PAGES DE JOURNAL

 

 

26 février 2004

"Et dans tous les gestes anonymes, de ceux que personne ne retient, qui marquent le quotidien, extraire ces nouveaux qui, par delà les recherches à moitié vaines de l'amour et de l'exploration muette des corps, viennent à l'instar de la lecture, de l'écriture, remettre le temps en cause comme ces mises en boîte du son et, surtout, de l'image, gestes techniques dont il avait conscience, une conscience fine et aigue qu'ils participaient d'une certaine façon à la magie du temps rattrapé, arrêté, ramené, même si, inexorablement, le même temps coulait à l'entour, le rattraperait, lui, le dernier parce que livré sans descendance ou que sa descendance était déjà prise dans les formes artificielles de cette vie qui ne luttait plus faute de savoir, et que sa chair ne pouvait pas lui laisser plus d'un court instant l'illusion de la durée.

Et il y avait également ces manuscrits datant seulement d'un siècle, mais qui, parce qu'ils étaient de la main d'un homme qui avait laissé sa trace dans des livres, qu'il les possédait, pas comme on possède un objet, mais comme on en sait par le contenu le poids de vie, comme on y sent le poids de cette chair qui s'étant tue palpite encore un moment sous le souffle intéressé du lecteur attentif, étaient comme un pont enjambant ces quatre-vingt dernières années, niant le gouffre impossible à saisir et qu'il contemplait parfois, sans le savoir, à chaque fois qu'il déchiffrait avec application, comme on s'abandonne à un rite, chaque mot, chaque petit signe qui le compose, revenant ainsi à cet instant où l'homme, munit d'une simple plume, avait vécu ce combat qu'on dit vain et qui s'en trouvait un court instant, flirtant avec une sorte de victoire. Dès lors, ils étaient trois, Richard Millet dont il parcourait les phrases dans cet amour des trois sœurs Piale, reprenant les thèmes et s'essayant aux rythmes, René Boylesve qui avait écrit à la plume, pour lui, sans le savoir, pour que ce papier jauni aboutisse provisoirement sur sa table sous la loupe de lecture et lui qui déchiffrait puis se recréait dans les deux autres par des mots lancés sur le temps hélas comme on se vide car la création consciente de ses buts reste perte de substance au travers d'un acte dont on croit sentir qu'il nous a fait non durer mais exister un instant."

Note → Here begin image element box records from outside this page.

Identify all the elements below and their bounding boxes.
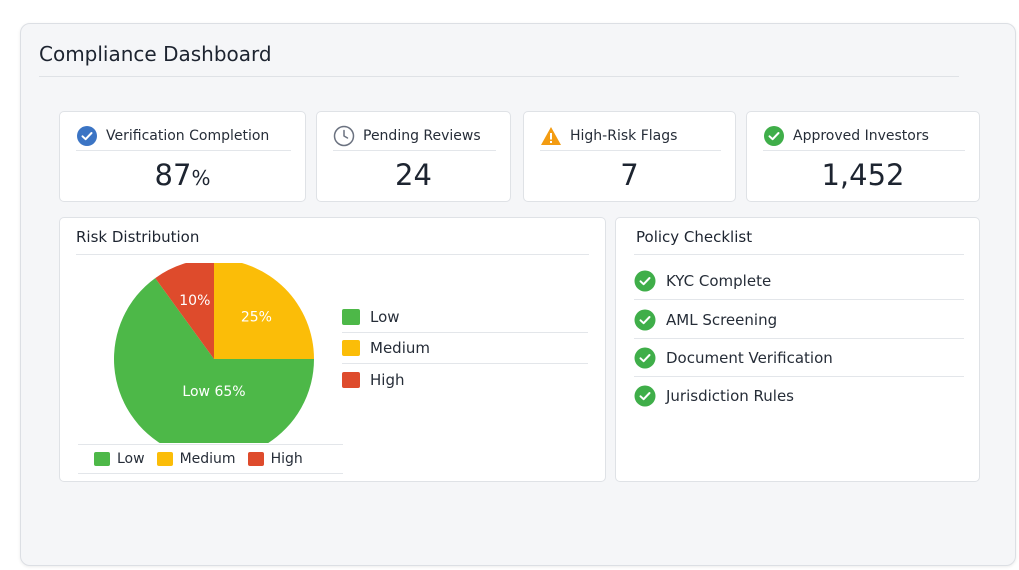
check-circle-icon (634, 309, 656, 330)
kpi-label: Verification Completion (106, 128, 270, 144)
kpi-card-high-risk[interactable]: High-Risk Flags 7 (523, 111, 736, 202)
risk-distribution-panel: Risk Distribution 25% Low 65% 10% Low Medi… (59, 217, 606, 482)
pie-label-medium: 25% (241, 310, 272, 326)
panel-divider (76, 254, 589, 255)
checklist-item-document[interactable]: Document Verification (634, 339, 964, 377)
check-circle-icon (634, 347, 656, 368)
risk-pie-chart: 25% Low 65% 10% (114, 263, 314, 443)
checklist-label: KYC Complete (666, 271, 772, 290)
bottom-legend-item-medium: Medium (156, 451, 236, 467)
clock-icon (333, 125, 355, 147)
legend-item-high: High (342, 364, 588, 395)
checklist-item-aml[interactable]: AML Screening (634, 301, 964, 339)
title-divider (39, 76, 959, 77)
checklist-item-jurisdiction[interactable]: Jurisdiction Rules (634, 377, 964, 415)
pie-label-low: Low 65% (182, 384, 245, 400)
legend-item-low: Low (342, 302, 588, 333)
kpi-header: Approved Investors (763, 122, 965, 151)
kpi-value: 87% (154, 158, 211, 192)
checklist-label: AML Screening (666, 310, 778, 329)
checklist-label: Jurisdiction Rules (666, 387, 794, 405)
kpi-card-pending-reviews[interactable]: Pending Reviews 24 (316, 111, 511, 202)
bottom-legend-item-high: High (247, 451, 303, 467)
check-circle-icon (77, 126, 97, 146)
kpi-header: Pending Reviews (333, 122, 496, 151)
legend-swatch-medium (342, 340, 360, 356)
kpi-label: Approved Investors (793, 128, 929, 144)
panel-title: Policy Checklist (636, 228, 753, 246)
kpi-value: 7 (620, 158, 639, 192)
warning-icon (541, 127, 561, 145)
legend-item-medium: Medium (342, 333, 588, 364)
kpi-label: Pending Reviews (363, 128, 481, 144)
panel-title: Risk Distribution (76, 228, 200, 246)
checklist-item-kyc[interactable]: KYC Complete (634, 262, 964, 300)
legend-label: High (370, 370, 405, 389)
pie-label-high: 10% (179, 293, 210, 309)
policy-checklist-panel: Policy Checklist KYC Complete AML Screen… (615, 217, 980, 482)
check-circle-icon (634, 270, 656, 291)
page-title: Compliance Dashboard (39, 42, 272, 66)
kpi-value: 24 (395, 158, 432, 192)
bottom-legend-item-low: Low (94, 451, 145, 467)
kpi-card-verification[interactable]: Verification Completion 87% (59, 111, 306, 202)
checklist-label: Document Verification (666, 348, 833, 367)
kpi-value: 1,452 (821, 158, 905, 192)
kpi-header: High-Risk Flags (540, 122, 721, 151)
kpi-header: Verification Completion (76, 122, 291, 151)
legend-label: Low (370, 308, 400, 326)
check-circle-icon (634, 385, 656, 407)
legend-swatch-high (342, 371, 360, 388)
panel-divider (634, 254, 964, 255)
bottom-legend: Low Medium High (78, 444, 343, 474)
check-circle-icon (764, 126, 784, 146)
kpi-label: High-Risk Flags (570, 128, 678, 144)
legend-label: Medium (370, 339, 430, 357)
kpi-card-approved-investors[interactable]: Approved Investors 1,452 (746, 111, 980, 202)
legend-swatch-low (342, 309, 360, 325)
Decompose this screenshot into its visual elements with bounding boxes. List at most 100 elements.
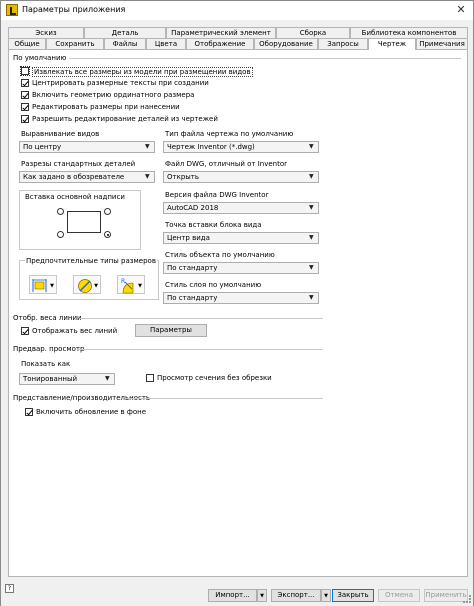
extract-dimensions-label[interactable]: Извлекать все размеры из модели при разм… bbox=[32, 67, 253, 77]
edit-dimensions-checkbox[interactable] bbox=[21, 103, 29, 111]
cancel-button[interactable]: Отмена bbox=[378, 589, 420, 602]
allow-part-edit-label[interactable]: Разрешить редактирование деталей из черт… bbox=[32, 115, 218, 123]
apply-button[interactable]: Применить bbox=[424, 589, 468, 602]
layer-style-label: Стиль слоя по умолчанию bbox=[165, 281, 262, 289]
edit-dimensions-label[interactable]: Редактировать размеры при нанесении bbox=[32, 103, 180, 111]
dwg-version-select[interactable]: AutoCAD 2018 ▼ bbox=[163, 202, 319, 214]
non-inventor-dwg-value: Открыть bbox=[167, 173, 199, 181]
chevron-down-icon: ▼ bbox=[324, 593, 328, 599]
layer-style-select[interactable]: По стандарту ▼ bbox=[163, 292, 319, 304]
view-block-insertion-value: Центр вида bbox=[167, 234, 210, 242]
linear-dimension-icon bbox=[32, 279, 47, 292]
tab-notebook[interactable]: Примечания bbox=[416, 38, 468, 49]
tab-save[interactable]: Сохранить bbox=[46, 38, 104, 49]
view-block-insertion-select[interactable]: Центр вида ▼ bbox=[163, 232, 319, 244]
extract-dimensions-checkbox[interactable] bbox=[20, 66, 30, 76]
show-as-value: Тонированный bbox=[23, 375, 78, 383]
chevron-down-icon: ▼ bbox=[309, 294, 314, 301]
chevron-down-icon: ▼ bbox=[309, 204, 314, 211]
default-drawing-type-label: Тип файла чертежа по умолчанию bbox=[165, 130, 294, 138]
line-weights-heading: Отобр. веса линии bbox=[13, 314, 82, 322]
insertion-bottom-left-radio[interactable] bbox=[57, 231, 64, 238]
standard-parts-label: Разрезы стандартных деталей bbox=[21, 160, 136, 168]
display-line-weights-checkbox[interactable] bbox=[21, 327, 29, 335]
center-dimension-text-label[interactable]: Центрировать размерные тексты при создан… bbox=[32, 79, 209, 87]
non-inventor-dwg-select[interactable]: Открыть ▼ bbox=[163, 171, 319, 183]
show-as-select[interactable]: Тонированный ▼ bbox=[19, 373, 115, 385]
import-button[interactable]: Импорт... bbox=[208, 589, 257, 602]
drawing-tab-panel bbox=[8, 49, 468, 577]
view-alignment-value: По центру bbox=[23, 143, 62, 151]
object-style-select[interactable]: По стандарту ▼ bbox=[163, 262, 319, 274]
svg-text:R: R bbox=[121, 278, 125, 285]
chevron-down-icon: ▼ bbox=[145, 173, 150, 180]
chevron-down-icon: ▼ bbox=[309, 264, 314, 271]
ordinate-geometry-label[interactable]: Включить геометрию ординатного размера bbox=[32, 91, 194, 99]
chevron-down-icon: ▼ bbox=[309, 143, 314, 150]
application-options-dialog: Параметры приложения ✕ Эскиз Деталь Пара… bbox=[0, 0, 474, 606]
defaults-divider bbox=[69, 58, 461, 59]
chevron-down-icon: ▼ bbox=[138, 283, 142, 289]
tab-feature[interactable]: Параметрический элемент bbox=[166, 27, 276, 38]
chevron-down-icon: ▼ bbox=[145, 143, 150, 150]
background-update-checkbox[interactable] bbox=[25, 408, 33, 416]
export-dropdown-button[interactable]: ▼ bbox=[321, 589, 331, 602]
unclipped-section-preview-checkbox[interactable] bbox=[146, 374, 154, 382]
sheet-preview bbox=[67, 211, 101, 233]
insertion-bottom-right-radio[interactable] bbox=[104, 231, 111, 238]
chevron-down-icon: ▼ bbox=[309, 173, 314, 180]
import-dropdown-button[interactable]: ▼ bbox=[257, 589, 267, 602]
radius-dimension-icon: R bbox=[121, 278, 134, 294]
standard-parts-value: Как задано в обозревателе bbox=[23, 173, 125, 181]
title-bar: Параметры приложения ✕ bbox=[1, 1, 473, 20]
view-alignment-select[interactable]: По центру ▼ bbox=[19, 141, 155, 153]
resize-grip[interactable] bbox=[463, 595, 471, 603]
preview-heading: Предвар. просмотр bbox=[13, 345, 85, 353]
radius-dimension-type-button[interactable]: R ▼ bbox=[117, 275, 145, 294]
object-style-value: По стандарту bbox=[167, 264, 218, 272]
center-dimension-text-checkbox[interactable] bbox=[21, 79, 29, 87]
standard-parts-select[interactable]: Как задано в обозревателе ▼ bbox=[19, 171, 155, 183]
preview-divider bbox=[77, 349, 323, 350]
tab-colors[interactable]: Цвета bbox=[146, 38, 186, 49]
view-block-insertion-label: Точка вставки блока вида bbox=[165, 221, 262, 229]
tab-hardware[interactable]: Оборудование bbox=[254, 38, 318, 49]
export-button[interactable]: Экспорт... bbox=[271, 589, 321, 602]
window-title: Параметры приложения bbox=[22, 5, 126, 14]
allow-part-edit-checkbox[interactable] bbox=[21, 115, 29, 123]
tab-drawing[interactable]: Чертеж bbox=[368, 38, 416, 50]
tab-row-front: Общие Сохранить Файлы Цвета Отображение … bbox=[8, 38, 468, 50]
title-block-insertion-label: Вставка основной надписи bbox=[25, 193, 125, 201]
tab-part[interactable]: Деталь bbox=[84, 27, 166, 38]
inventor-app-icon bbox=[6, 4, 18, 16]
tab-prompts[interactable]: Запросы bbox=[318, 38, 368, 49]
non-inventor-dwg-label: Файл DWG, отличный от Inventor bbox=[165, 160, 288, 168]
background-update-label[interactable]: Включить обновление в фоне bbox=[36, 408, 146, 416]
linear-dimension-type-button[interactable]: ▼ bbox=[29, 275, 57, 294]
tab-row-back: Эскиз Деталь Параметрический элемент Сбо… bbox=[8, 27, 468, 38]
chevron-down-icon: ▼ bbox=[260, 593, 264, 599]
tab-display[interactable]: Отображение bbox=[186, 38, 254, 49]
help-icon[interactable]: ? bbox=[5, 584, 14, 593]
display-line-weights-label[interactable]: Отображать вес линий bbox=[32, 327, 117, 335]
close-icon[interactable]: ✕ bbox=[453, 3, 469, 17]
tab-sketch[interactable]: Эскиз bbox=[8, 27, 84, 38]
insertion-top-left-radio[interactable] bbox=[57, 208, 64, 215]
tab-content-center[interactable]: Библиотека компонентов bbox=[350, 27, 468, 38]
tab-assembly[interactable]: Сборка bbox=[276, 27, 350, 38]
ordinate-geometry-checkbox[interactable] bbox=[21, 91, 29, 99]
unclipped-section-preview-label[interactable]: Просмотр сечения без обрезки bbox=[157, 374, 272, 382]
layer-style-value: По стандарту bbox=[167, 294, 218, 302]
tab-files[interactable]: Файлы bbox=[104, 38, 146, 49]
dwg-version-label: Версия файла DWG Inventor bbox=[165, 191, 269, 199]
insertion-top-right-radio[interactable] bbox=[104, 208, 111, 215]
tab-general[interactable]: Общие bbox=[8, 38, 46, 49]
diameter-dimension-type-button[interactable]: ▼ bbox=[73, 275, 101, 294]
dwg-version-value: AutoCAD 2018 bbox=[167, 204, 219, 212]
close-button[interactable]: Закрыть bbox=[332, 589, 374, 602]
chevron-down-icon: ▼ bbox=[50, 283, 54, 289]
default-drawing-type-select[interactable]: Чертеж Inventor (*.dwg) ▼ bbox=[163, 141, 319, 153]
line-weights-settings-button[interactable]: Параметры bbox=[135, 324, 207, 337]
default-drawing-type-value: Чертеж Inventor (*.dwg) bbox=[167, 143, 255, 151]
chevron-down-icon: ▼ bbox=[105, 375, 110, 382]
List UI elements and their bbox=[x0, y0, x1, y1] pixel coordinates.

Et si l'histoire n'était pas le temps passé, le temps qui s'est écoulé, mais une suite d'images plaquées dessus pour faire oublier l'inexorable, la fin, ces morts sans retour dont elle se nourrit. Nous l'écrivons, nous la déterrons, nous la recréons, nous la représentons, nous nous battons pour ces ombres projetant les nôtres, monstrueuses, minuscules, dépourvue de sens, sachant que désormais, il nous est malaisé de vivre dans l'ombre des cauchemars. Le poids du passé n'avait pas besoin d'être écrit, l'exorcisme que constituait cette mise en forme est impuissant contre l'horreur qui peuple nos cerveaux, c'est la raison pour laquelle nous nous oublions comme nous oublions nos inutiles pouvoirs laissant la mort faire son travail aveugle. Il y a bien ces gens chargés d'espoir sur le bord du chemin, idiots ou naïfs, dépourvus de mémoire ou d'imagination, tentant de faire dévier le lourd chariot de sa route vers le seul but jamais assigné au vivant : le néant. Le néant, l'oubli même de la trace de, l'absence de spectateur, pas de témoin, de spectateur tardif qui chercherait dans les pierres des ruines des traces qui n'existeront plus quand tout sera détruit.

La fin de l'histoire? ce qui n'a jamais existé peut-il cesser?

Jeu de masques et de faux semblants, les monstres se sont glissés parmi nous jouant le jeu de l'innocence. Quand ils étaient actifs, en fausse puissance, ils distillaient dans des écoles à Bucarest par exemple, les miasmes de leurs esprits tordus, criminels. Les nommerait-on? Cioran, Eliade, vrais bruns de noirs aux mots sanguinolents dont la parole a tué plus sûrement que la dague et les épées et dont on ne sait pas si elle a changé avec les déguisements. On appelle cela des intellectuels, ils prétendent guider le monde, mais vers où si ce n'est vers la mort qui est son destin, guider cet amas? Tout le reste est prétentions et agitations.